To say that the Scottish Government has lost its reputation with citizens for competent government would then be something of an understatement. Certainly, that was one of the reasons cited by commentators as to why the SNP lost so many votes and seats in the recent general election. Moreover, for a political party that has run itself in a managerialist manner - some would say even Stalinesque style - this is quite mindboggling. So, how can all this be explained? Well, the first part to explaining this is because the SNP’s version of public ownership is the new neo-liberal form of state commercialism: state companies and not core parts of the Scottish state itself. In the case of ScotRail, it is operating on pretty much the same principles as before when it existed in the private sector and when Abellio had the franchise.
Let’s also recall that with ScotRail, the move to becoming a state company was a reluctant one. The SNP Scottish Government issued Abellio with umpteen improvement notices but that made no difference. It then was forced to establish a state-owned "operator of last resort", Scottish Rail Holdings, in order to take over and provide ScotRail services.
Whereupon, the self-same SNP Scottish Government dismissed the opportunity to implement its own "Fair Work" policy, based upon five principles including "effective voice", "security" and "respect" for workers. So, it could have created worker directors, and with them secured a far more stable set of industrial relations for ScotRail.
But more fundamentally, the second part to explaining this - the resolution to the riddle - comes from understanding the nature of the SNP. Its claim to be social democratic is somewhat hollow because it still consciously chooses to use private sector logic and capability to deliver public services.
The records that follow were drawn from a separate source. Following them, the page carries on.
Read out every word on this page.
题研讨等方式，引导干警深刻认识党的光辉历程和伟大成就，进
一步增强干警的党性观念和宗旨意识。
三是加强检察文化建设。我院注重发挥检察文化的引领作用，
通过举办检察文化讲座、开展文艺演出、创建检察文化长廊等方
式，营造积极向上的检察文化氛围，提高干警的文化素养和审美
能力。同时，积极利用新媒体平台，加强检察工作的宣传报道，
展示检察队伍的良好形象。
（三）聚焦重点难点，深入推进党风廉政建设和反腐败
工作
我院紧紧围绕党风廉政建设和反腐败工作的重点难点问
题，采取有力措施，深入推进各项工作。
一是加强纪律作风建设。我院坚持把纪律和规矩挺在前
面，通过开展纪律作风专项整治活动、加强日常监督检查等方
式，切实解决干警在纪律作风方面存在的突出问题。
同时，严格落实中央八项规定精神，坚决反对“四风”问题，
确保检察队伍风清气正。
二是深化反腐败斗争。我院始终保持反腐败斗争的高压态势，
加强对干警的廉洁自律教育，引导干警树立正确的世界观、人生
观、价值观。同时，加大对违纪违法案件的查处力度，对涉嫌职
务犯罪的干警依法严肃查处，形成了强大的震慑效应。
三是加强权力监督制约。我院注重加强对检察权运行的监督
And that means giving management far more leeway than it should.
But it goes deeper that because the SNP wants a smart and successful form of Scottish capitalism to be able to generate the taxes to pay for its social welfare policies - and so will brook no opposition to anything that stops this Scottish capitalism being given the best chance to be profitable.
All this goes to show that in and of itself public ownership is a necessary but not sufficient condition to lead to good and equitable outcomes. Public ownership must be of a genuine social democratic bent where the perspective is not to save private ownership from itself by bailing it out or by trying to run it more profitably than the private sector could.
Gregor Gall is a visiting professor of industrial relations at the University of Leeds and author of the Mick Lynch: The making of a working-class hero (Manchester University Press, 2024).